Il silenzio diffuso che favorisce la criminalità
Il silenzio diffuso ha consentito per anni alle organizzazioni di espandere il proprio controllo sul territorio. Oggi, non a caso, il network della criminalità operante nel Nord della Puglia è impressionante. «C’è da dire» spiega ancora Foschini «che rispetto alla tradizionale idea di organizzazione mafiosa, la società foggiana è diversa: è una struttura satellitare e non piramidale. Non c’è un capo dei capi, esistono dei gruppi che lavorano ciascuno in un suo territorio».
Secondo l’ultima relazione dell’Antimafia, il territorio foggiano è diviso fra 3 batterie principali, adesso in tregua. A Cerignola, invece, si muove un’organizzazione “para-militare” dedita all’assalto di portavalori e tir: nel 2015 lungo la A14 rapinarono 4,7 milioni di euro dopo aver bloccato in 2 minuti esatti l’arteria autostradale, speronato i portavalori, azionato i kalashnikov e smantellato i blindati per andarsene con le casseforti. Lo scorso gennaio a Mellitto, Bari, un furgone diretto agli uffici postali di Matera è stato letteralmente sfondato da 2 ruspe blindate. Due milioni di euro il bottino.
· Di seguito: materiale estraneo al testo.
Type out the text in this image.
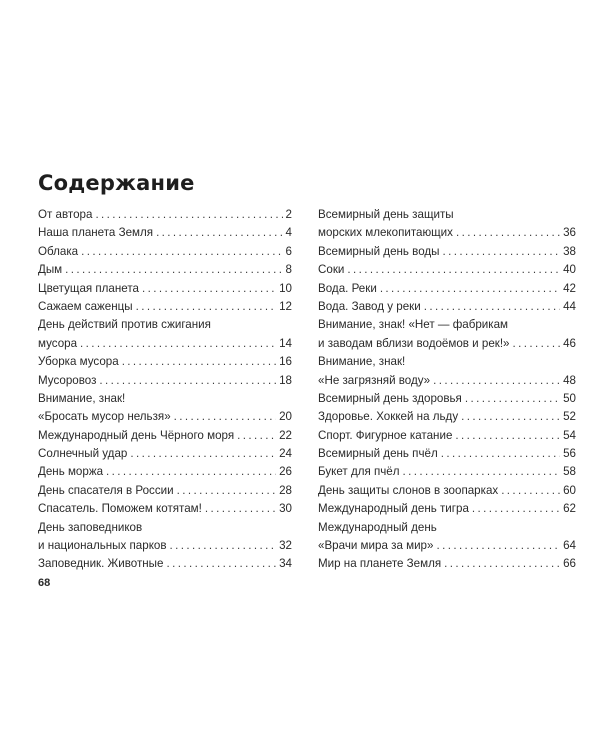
Содержание
От автора .....	2
Наша планета Земля .....	4
Облака .....	6
Дым .....	8
Цветущая планета .....	10
Сажаем саженцы .....	12
День действий против сжигания
мусора .....	14
Уборка мусора .....	16
Мусоровоз .....	18
Внимание, знак!
«Бросать мусор нельзя» .....	20
Международный день Чёрного моря .....	22
Солнечный удар .....	24
День моржа .....	26
День спасателя в России .....	28
Спасатель. Поможем котятам! .....	30
День заповедников
и национальных парков .....	32
Заповедник. Животные .....	34
Всемирный день защиты
морских млекопитающих .....	36
Всемирный день воды .....	38
Соки .....	40
Вода. Реки .....	42
Вода. Завод у реки .....	44
Внимание, знак! «Нет — фабрикам
и заводам вблизи водоёмов и рек!» .....	46
Внимание, знак!
«Не загрязняй воду» .....	48
Всемирный день здоровья .....	50
Здоровье. Хоккей на льду .....	52
Спорт. Фигурное катание .....	54
Всемирный день пчёл .....	56
Букет для пчёл .....	58
День защиты слонов в зоопарках .....	60
Международный день тигра .....	62
Международный день
«Врачи мира за мир» .....	64
Мир на планете Земля .....	66
68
Nell’area garganica, invece, le rivalità restano infuocate, specie tra 2 famiglie: da una parte i Romito, dall’altra i Li Bergolis, protagonisti della famosa strage di San Marco in Lamis del 9 agosto 2017, quando furono freddate 4 persone. «Quella strage» ricorda Daniela Marcone «rappresenta una linea di confine: da allora nessuno più ha potuto dire “io non sapevo”». Foschini è d’accordo: «Da allora lo Stato ha finalmente reagito da Stato. Perché è fondamentale capire una cosa: nella partita con la mafia vince sempre lo Stato. Il punto è solo capire come e quando».